Between that and the bullying, I felt like I didn’t belong anywhere. I didn’t do well at school. I developed social anxiety to the point where I was too scared to raise my hand in class, talk to a group of more than five people, or talk to girls. I also developed a form of dissociation which led to partial amnesia as well as severe depression. There were times where I got so depressed that I tried to drown myself, but I couldn’t stay under water long enough. I turned to gaming, music and writing as an escape. It was a way to express myself and escape the real world without disturbing anyone. I began to feel an immense hatred and bitterness towards my bullies. Eventually, I hated everyone except for those I knew. I developed a lust for blood and wanted to kill anyone who had ever done me wrong. When I graduated and went to college, I was bullied again.
Within the first two weeks, I got into the school’s first-ever-fight. One day, I was riding my bike home from work. I felt sad and depressed, and wasn’t in a hurry to get home. Everything that was happening just became too much for me to handle. There was a train track to the right of me, and in a split second I decided to ride in front of an oncoming train. What I didn’t realize was that there was a side track at this particular spot. So, the train drove right past me.
Had God interfered?
Because of this, I began to think about God’s plan again and the purpose of life. I wondered: was this a coincidence? Or had God interfered? I had known of God’s existence all along, but depression had devoured me to the point where I didn’t care what happened if I died.
I chose to let Jesus back into my life, and to no longer try to fight the war on my own.

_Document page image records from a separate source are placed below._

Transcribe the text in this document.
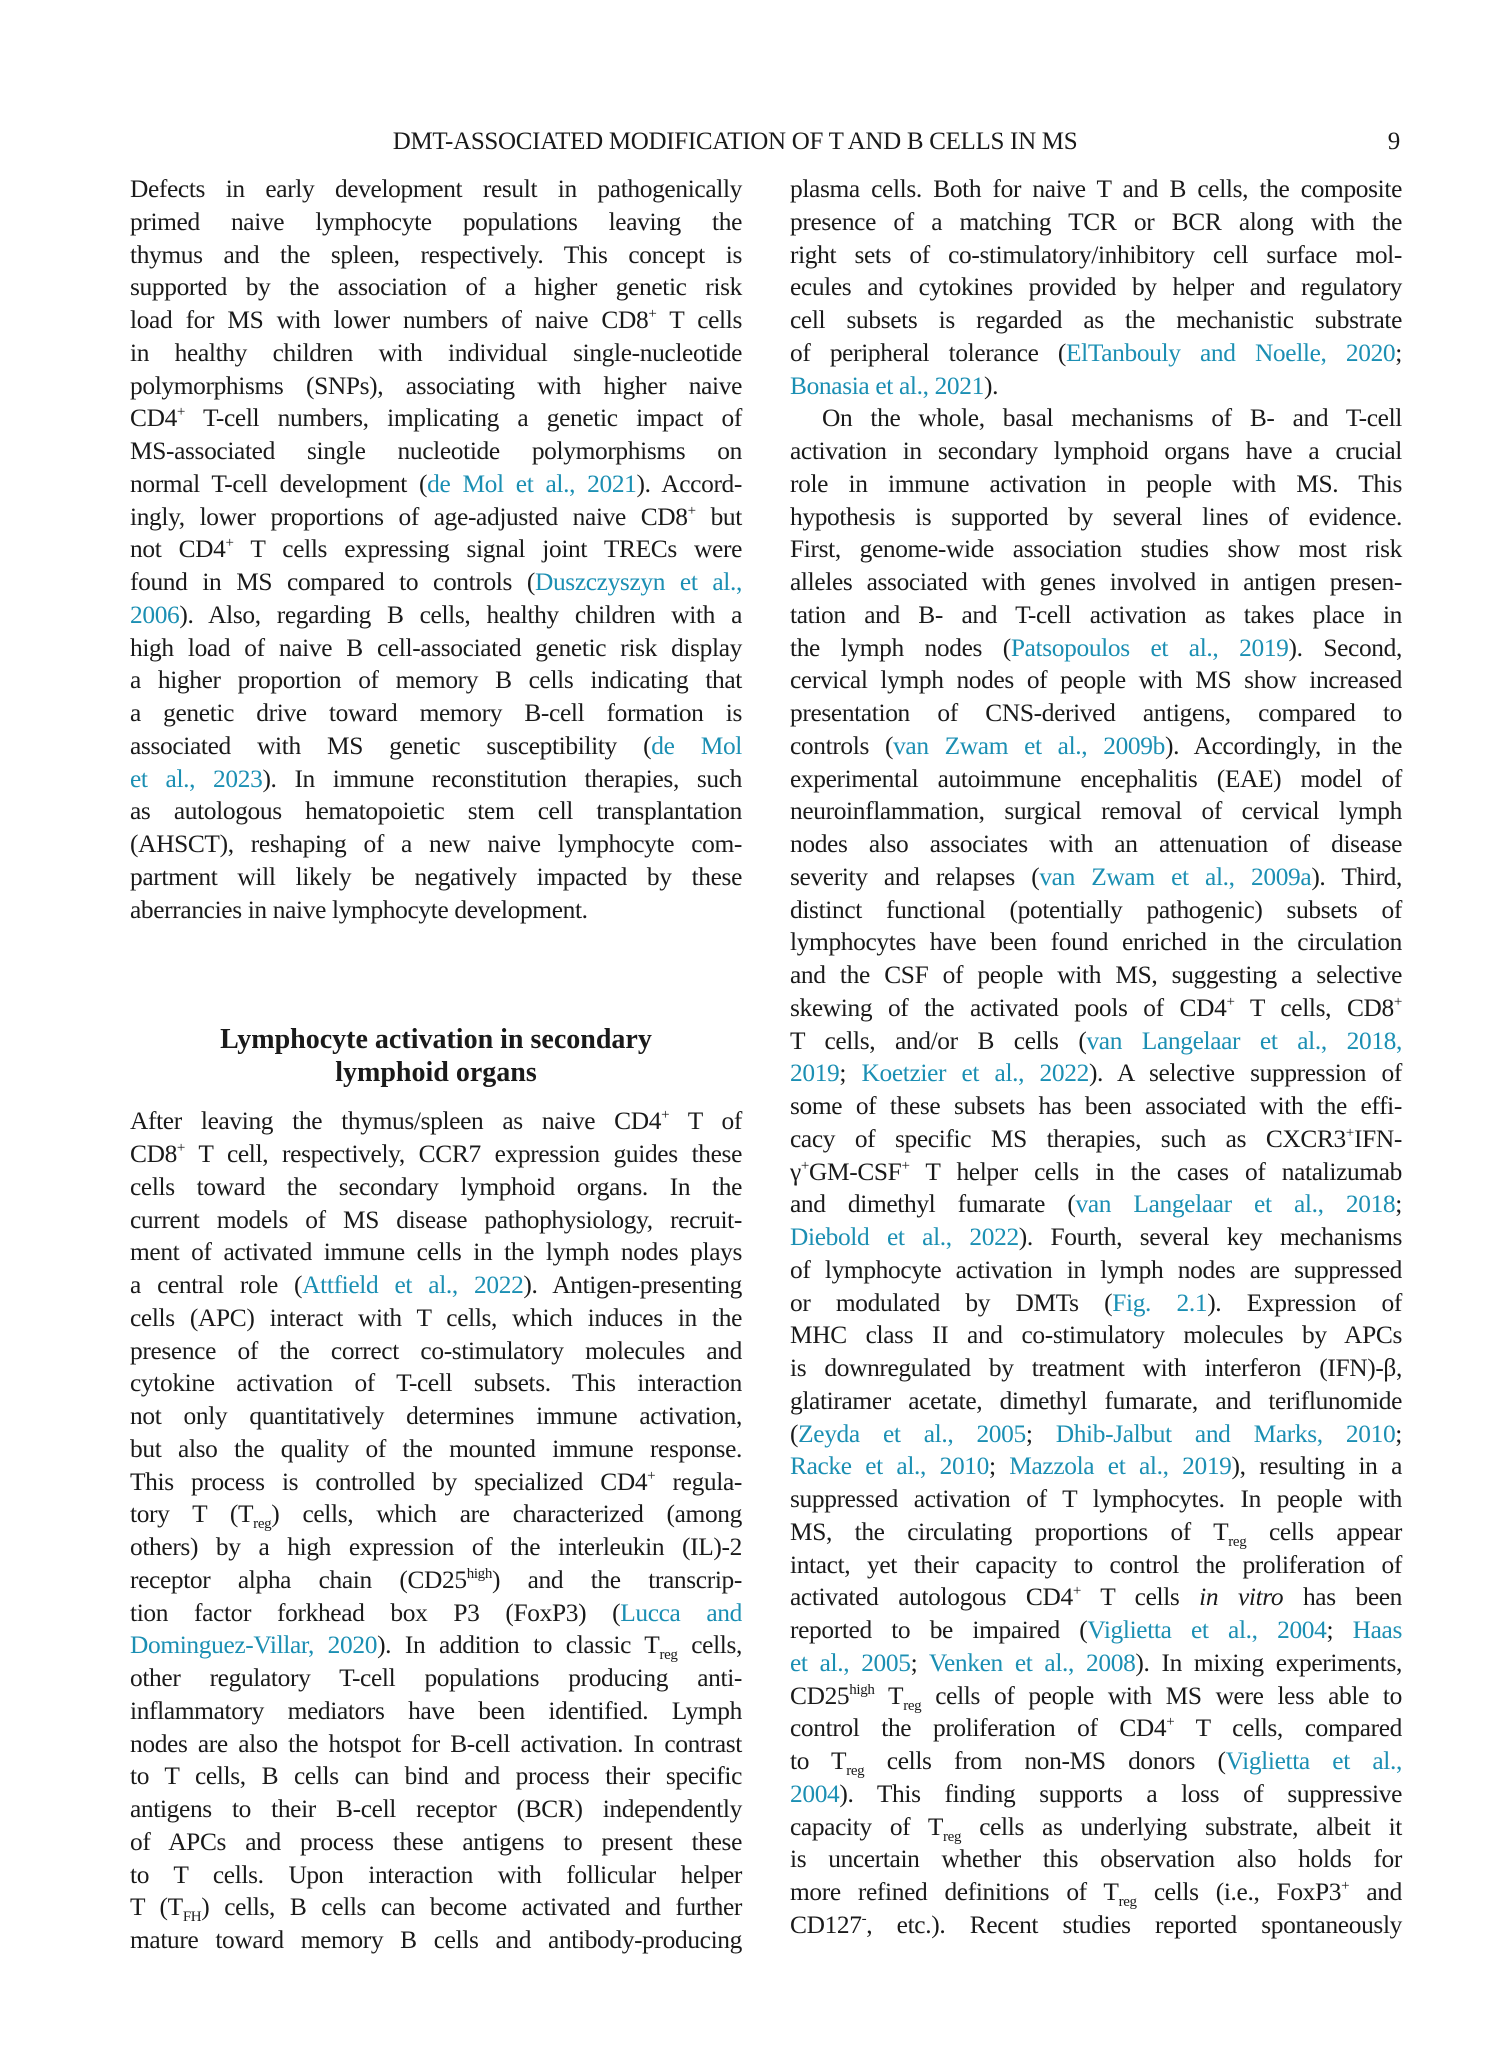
DMT-ASSOCIATED MODIFICATION OF T AND B CELLS IN MS	9
Defects in early development result in pathogenically
primed naive lymphocyte populations leaving the
thymus and the spleen, respectively. This concept is
supported by the association of a higher genetic risk
load for MS with lower numbers of naive CD8+ T cells
in healthy children with individual single-nucleotide
polymorphisms (SNPs), associating with higher naive
CD4+ T-cell numbers, implicating a genetic impact of
MS-associated single nucleotide polymorphisms on
normal T-cell development (de Mol et al., 2021). Accord-
ingly, lower proportions of age-adjusted naive CD8+ but
not CD4+ T cells expressing signal joint TRECs were
found in MS compared to controls (Duszczyszyn et al.,
2006). Also, regarding B cells, healthy children with a
high load of naive B cell-associated genetic risk display
a higher proportion of memory B cells indicating that
a genetic drive toward memory B-cell formation is
associated with MS genetic susceptibility (de Mol
et al., 2023). In immune reconstitution therapies, such
as autologous hematopoietic stem cell transplantation
(AHSCT), reshaping of a new naive lymphocyte com-
partment will likely be negatively impacted by these
aberrancies in naive lymphocyte development.
Lymphocyte activation in secondary
lymphoid organs
After leaving the thymus/spleen as naive CD4+ T of
CD8+ T cell, respectively, CCR7 expression guides these
cells toward the secondary lymphoid organs. In the
current models of MS disease pathophysiology, recruit-
ment of activated immune cells in the lymph nodes plays
a central role (Attfield et al., 2022). Antigen-presenting
cells (APC) interact with T cells, which induces in the
presence of the correct co-stimulatory molecules and
cytokine activation of T-cell subsets. This interaction
not only quantitatively determines immune activation,
but also the quality of the mounted immune response.
This process is controlled by specialized CD4+ regula-
tory T $(T_{reg})$ cells, which are characterized (among
others) by a high expression of the interleukin (IL)-2
receptor alpha chain $(CD25^{high})$ and the transcrip-
tion factor forkhead box P3 (FoxP3) (Lucca and
Dominguez-Villar, 2020). In addition to classic $T_{reg}$ cells,
other regulatory T-cell populations producing anti-
inflammatory mediators have been identified. Lymph
nodes are also the hotspot for B-cell activation. In contrast
to T cells, B cells can bind and process their specific
antigens to their B-cell receptor (BCR) independently
of APCs and process these antigens to present these
to T cells. Upon interaction with follicular helper
T $(T_{FH})$ cells, B cells can become activated and further
mature toward memory B cells and antibody-producing
plasma cells. Both for naive T and B cells, the composite
presence of a matching TCR or BCR along with the
right sets of co-stimulatory/inhibitory cell surface mol-
ecules and cytokines provided by helper and regulatory
cell subsets is regarded as the mechanistic substrate
of peripheral tolerance (ElTanbouly and Noelle, 2020;
Bonasia et al., 2021).
On the whole, basal mechanisms of B- and T-cell
activation in secondary lymphoid organs have a crucial
role in immune activation in people with MS. This
hypothesis is supported by several lines of evidence.
First, genome-wide association studies show most risk
alleles associated with genes involved in antigen presen-
tation and B- and T-cell activation as takes place in
the lymph nodes (Patsopoulos et al., 2019). Second,
cervical lymph nodes of people with MS show increased
presentation of CNS-derived antigens, compared to
controls (van Zwam et al., 2009b). Accordingly, in the
experimental autoimmune encephalitis (EAE) model of
neuroinflammation, surgical removal of cervical lymph
nodes also associates with an attenuation of disease
severity and relapses (van Zwam et al., 2009a). Third,
distinct functional (potentially pathogenic) subsets of
lymphocytes have been found enriched in the circulation
and the CSF of people with MS, suggesting a selective
skewing of the activated pools of CD4+ T cells, CD8+
T cells, and/or B cells (van Langelaar et al., 2018,
2019; Koetzier et al., 2022). A selective suppression of
some of these subsets has been associated with the effi-
cacy of specific MS therapies, such as CXCR3+IFN-
γ+GM-CSF+ T helper cells in the cases of natalizumab
and dimethyl fumarate (van Langelaar et al., 2018;
Diebold et al., 2022). Fourth, several key mechanisms
of lymphocyte activation in lymph nodes are suppressed
or modulated by DMTs (Fig. 2.1). Expression of
MHC class II and co-stimulatory molecules by APCs
is downregulated by treatment with interferon (IFN)-β,
glatiramer acetate, dimethyl fumarate, and teriflunomide
(Zeyda et al., 2005; Dhib-Jalbut and Marks, 2010;
Racke et al., 2010; Mazzola et al., 2019), resulting in a
suppressed activation of T lymphocytes. In people with
MS, the circulating proportions of $T_{reg}$ cells appear
intact, yet their capacity to control the proliferation of
activated autologous CD4+ T cells in vitro has been
reported to be impaired (Viglietta et al., 2004; Haas
et al., 2005; Venken et al., 2008). In mixing experiments,
$CD25^{high}$ $T_{reg}$ cells of people with MS were less able to
control the proliferation of CD4+ T cells, compared
to $T_{reg}$ cells from non-MS donors (Viglietta et al.,
2004). This finding supports a loss of suppressive
capacity of $T_{reg}$ cells as underlying substrate, albeit it
is uncertain whether this observation also holds for
more refined definitions of $T_{reg}$ cells (i.e., FoxP3+ and
CD127-, etc.). Recent studies reported spontaneously
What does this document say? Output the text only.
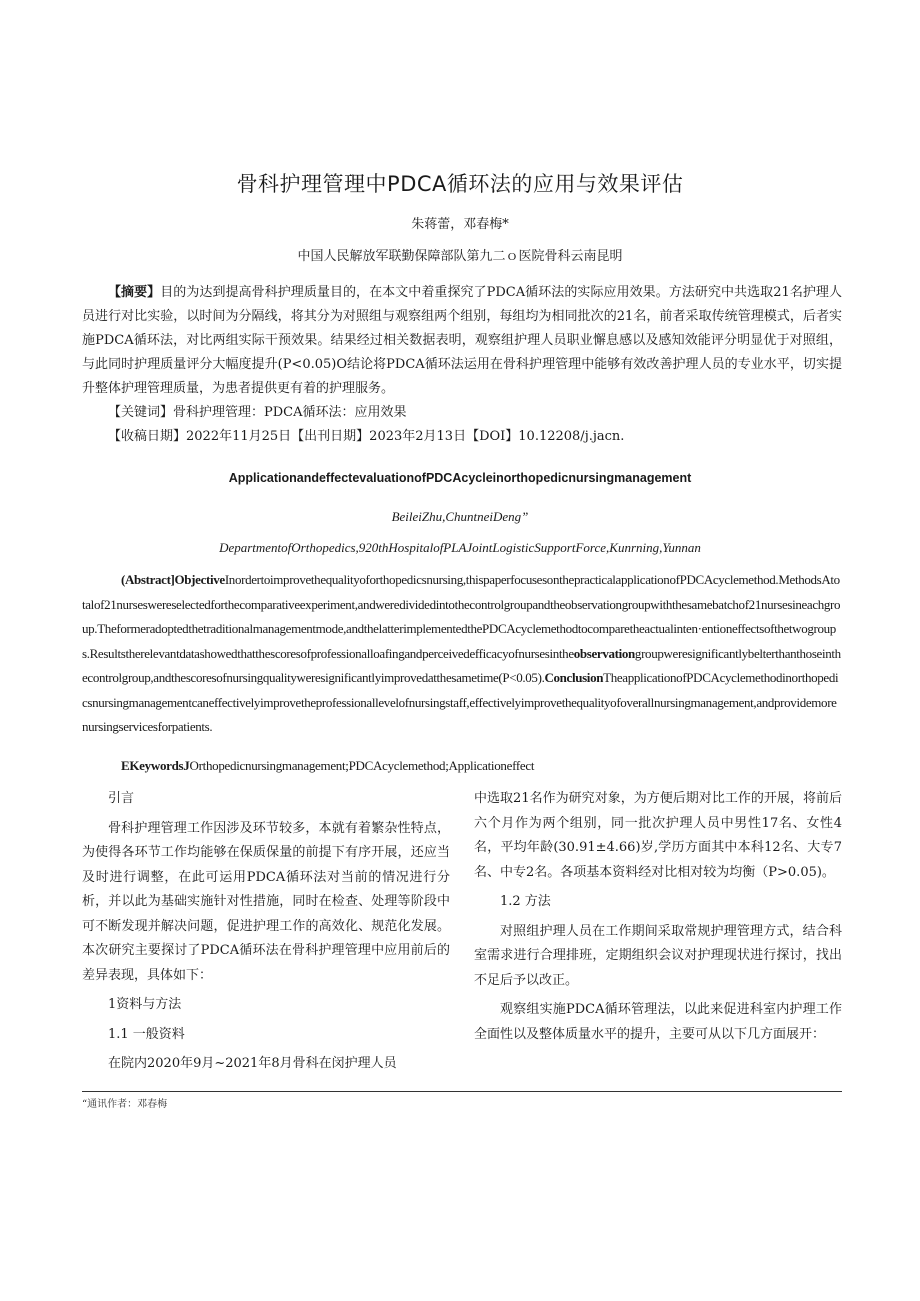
骨科护理管理中PDCA循环法的应用与效果评估
朱蒋蕾，邓春梅*
中国人民解放军联勤保障部队第九二ｏ医院骨科云南昆明

【摘要】目的为达到提高骨科护理质量目的，在本文中着重探究了PDCA循环法的实际应用效果。方法研究中共选取21名护理人员进行对比实验，以时间为分隔线，将其分为对照组与观察组两个组别，每组均为相同批次的21名，前者采取传统管理模式，后者实施PDCA循环法，对比两组实际干预效果。结果经过相关数据表明，观察组护理人员职业懈息感以及感知效能评分明显优于对照组，与此同时护理质量评分大幅度提升(P<0.05)O结论将PDCA循环法运用在骨科护理管理中能够有效改善护理人员的专业水平，切实提升整体护理管理质量，为患者提供更有着的护理服务。

【关键词】骨科护理管理：PDCA循环法：应用效果

【收稿日期】2022年11月25日【出刊日期】2023年2月13日【DOI】10.12208/j.jacn.

ApplicationandeffectevaluationofPDCAcycleinorthopedicnursingmanagement
BeileiZhu,ChuntneiDeng”
DepartmentofOrthopedics,920thHospitalofPLAJointLogisticSupportForce,Kunrning,Yunnan

(Abstract]ObjectiveInordertoimprovethequalityoforthopedicsnursing,thispaperfocusesonthepracticalapplicationofPDCAcyclemethod.MethodsAtotalof21nurseswereselectedforthecomparativeexperiment,andweredividedintothecontrolgroupandtheobservationgroupwiththesamebatchof21nursesineachgroup.Theformeradoptedthetraditionalmanagementmode,andthelatterimplementedthePDCAcyclemethodtocomparetheactualinten·entioneffectsofthetwogroups.Resultstherelevantdatashowedthatthescoresofprofessionalloafingandperceivedefficacyofnursesintheobservationgroupweresignificantlybelterthanthoseinthecontrolgroup,andthescoresofnursingqualityweresignificantlyimprovedatthesametime(P<0.05).ConclusionTheapplicationofPDCAcyclemethodinorthopedicsnursingmanagementcaneffectivelyimprovetheprofessionallevelofnursingstaff,effectivelyimprovethequalityofoverallnursingmanagement,andprovidemorenursingservicesforpatients.

EKeywordsJOrthopedicnursingmanagement;PDCAcyclemethod;Applicationeffect
引言

骨科护理管理工作因涉及环节较多，本就有着繁杂性特点，为使得各环节工作均能够在保质保量的前提下有序开展，还应当及时进行调整，在此可运用PDCA循环法对当前的情况进行分析，并以此为基础实施针对性措施，同时在检查、处理等阶段中可不断发现并解决问题，促进护理工作的高效化、规范化发展。本次研究主要探讨了PDCA循环法在骨科护理管理中应用前后的差异表现，具体如下：

1资料与方法
1.1 一般资料

在院内2020年9月~2021年8月骨科在闵护理人员

中选取21名作为研究对象，为方便后期对比工作的开展，将前后六个月作为两个组别，同一批次护理人员中男性17名、女性4名，平均年龄(30.91±4.66)岁,学历方面其中本科12名、大专7名、中专2名。各项基本资料经对比相对较为均衡（P>0.05)。

1.2 方法

对照组护理人员在工作期间采取常规护理管理方式，结合科室需求进行合理排班，定期组织会议对护理现状进行探讨，找出不足后予以改正。

观察组实施PDCA循环管理法，以此来促进科室内护理工作全面性以及整体质量水平的提升，主要可从以下几方面展开：

“通讯作者：邓春梅
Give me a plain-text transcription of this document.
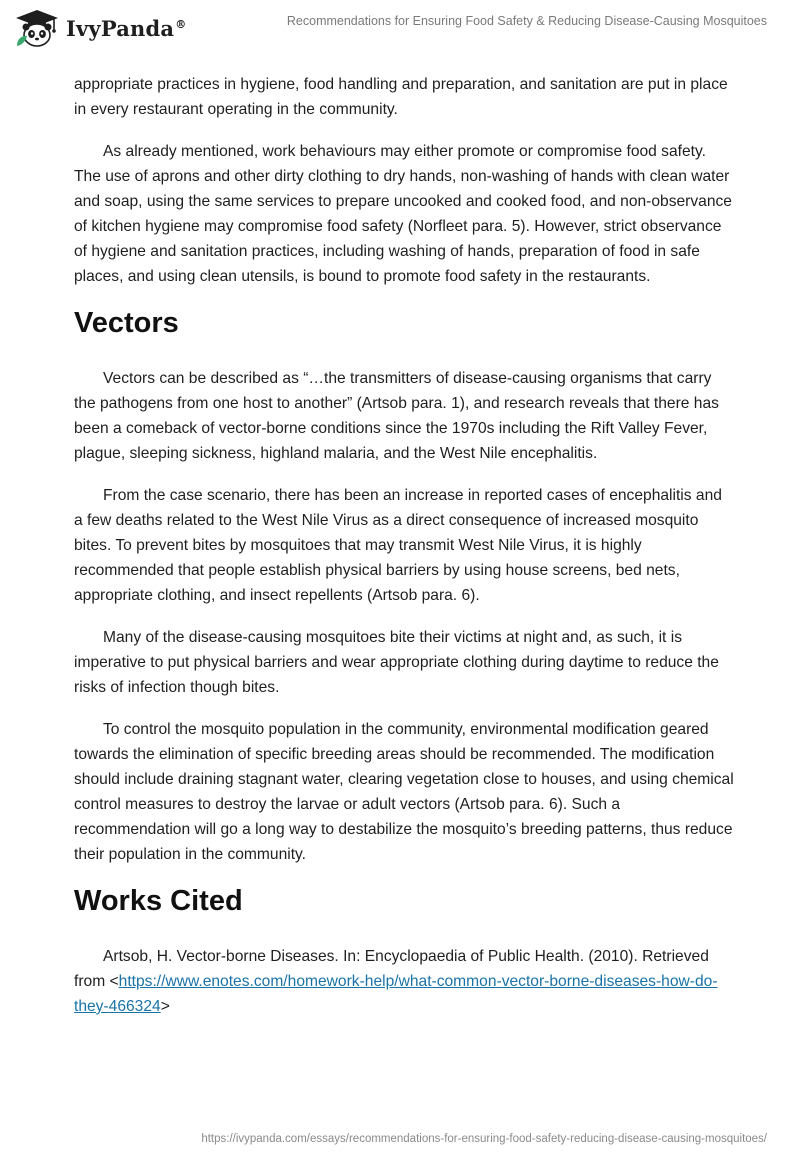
IvyPanda®	Recommendations for Ensuring Food Safety & Reducing Disease-Causing Mosquitoes

appropriate practices in hygiene, food handling and preparation, and sanitation are put in place in every restaurant operating in the community.

As already mentioned, work behaviours may either promote or compromise food safety. The use of aprons and other dirty clothing to dry hands, non-washing of hands with clean water and soap, using the same services to prepare uncooked and cooked food, and non-observance of kitchen hygiene may compromise food safety (Norfleet para. 5). However, strict observance of hygiene and sanitation practices, including washing of hands, preparation of food in safe places, and using clean utensils, is bound to promote food safety in the restaurants.

Vectors

Vectors can be described as “…the transmitters of disease-causing organisms that carry the pathogens from one host to another” (Artsob para. 1), and research reveals that there has been a comeback of vector-borne conditions since the 1970s including the Rift Valley Fever, plague, sleeping sickness, highland malaria, and the West Nile encephalitis.

From the case scenario, there has been an increase in reported cases of encephalitis and a few deaths related to the West Nile Virus as a direct consequence of increased mosquito bites. To prevent bites by mosquitoes that may transmit West Nile Virus, it is highly recommended that people establish physical barriers by using house screens, bed nets, appropriate clothing, and insect repellents (Artsob para. 6).

Many of the disease-causing mosquitoes bite their victims at night and, as such, it is imperative to put physical barriers and wear appropriate clothing during daytime to reduce the risks of infection though bites.

To control the mosquito population in the community, environmental modification geared towards the elimination of specific breeding areas should be recommended. The modification should include draining stagnant water, clearing vegetation close to houses, and using chemical control measures to destroy the larvae or adult vectors (Artsob para. 6). Such a recommendation will go a long way to destabilize the mosquito’s breeding patterns, thus reduce their population in the community.

Works Cited

Artsob, H. Vector-borne Diseases. In: Encyclopaedia of Public Health. (2010). Retrieved from <https://www.enotes.com/homework-help/what-common-vector-borne-diseases-how-do-they-466324>

https://ivypanda.com/essays/recommendations-for-ensuring-food-safety-reducing-disease-causing-mosquitoes/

After I prayed the sinner’s prayer, I made the decision to join the drama team and the Youth Choir in my church. Bear in mind that I was that shy kid with social anxiety who nearly shat himself if more than five people looked at him at the same time. Shortly after joining the choir, I was given a solo to sing in front of thirteen hundred people.
But I still didn’t know what it meant to really BE a Christian. I was trying to secure my salvation through works of Christ once again. Every time problems arose in my life, I’d pray if God would help me through it. When He did, it was almost like I was telling Him: “Thanks God, I can take it from here.”
I didn’t want any uncertain factor in my life, and because I couldn’t understand God, I wanted to live life MY way.
This meant I tried to live a good life, but eventually ended up a hypocrite with a double life.
I have never smoked, I’ve never done drugs and I never drank alcohol. But I didn’t need to do these things to commit EVERY SIN in the good book.
Everything I once looked down on, I became. And my life turned into the biggest nightmare I could ever imagine. I had already tried to end my life a couple of times and concluded I’m not very good at suicide, so I decided not to try again.
Through everything I’ve been through, those I looked up to, failed me. Those who were my friends, betrayed me. And Christians I attended church with, gossiped about me behind my back.
So I began my journey of seeking God, I no longer wanted to rely on my works in ministry and church to secure my salvation. I wanted a relationship with the living God Himself.
But my whole life, there was this constant wisper in my head: I would never fully surrender to God. I feared God, because I couldn’t understand Him. But at the same time, I knew God was the only one who could fix my life and give me true fulfillment.
So, I surrendered to God. I told Him: “God, I surrender to You. I lay my life in Your hands, and I recognize Jesus as my Savior.”
That was when God truly saved me.
Trying to live a good life without surrendering to God could never give me the peace, fulfillment and joy I’m experiencing today.
God led me down the path to forgiveness, this was one of the toughest struggles I’ve had after I got saved. But I’m glad to testify I have forgiven each and every person who has ever done me wrong.
Ephesians 2:8-9 (KJV) 8 For by grace are ye saved through faith; and that not of yourselves: it is the gift of God: 9 Not of works, lest any man should boast.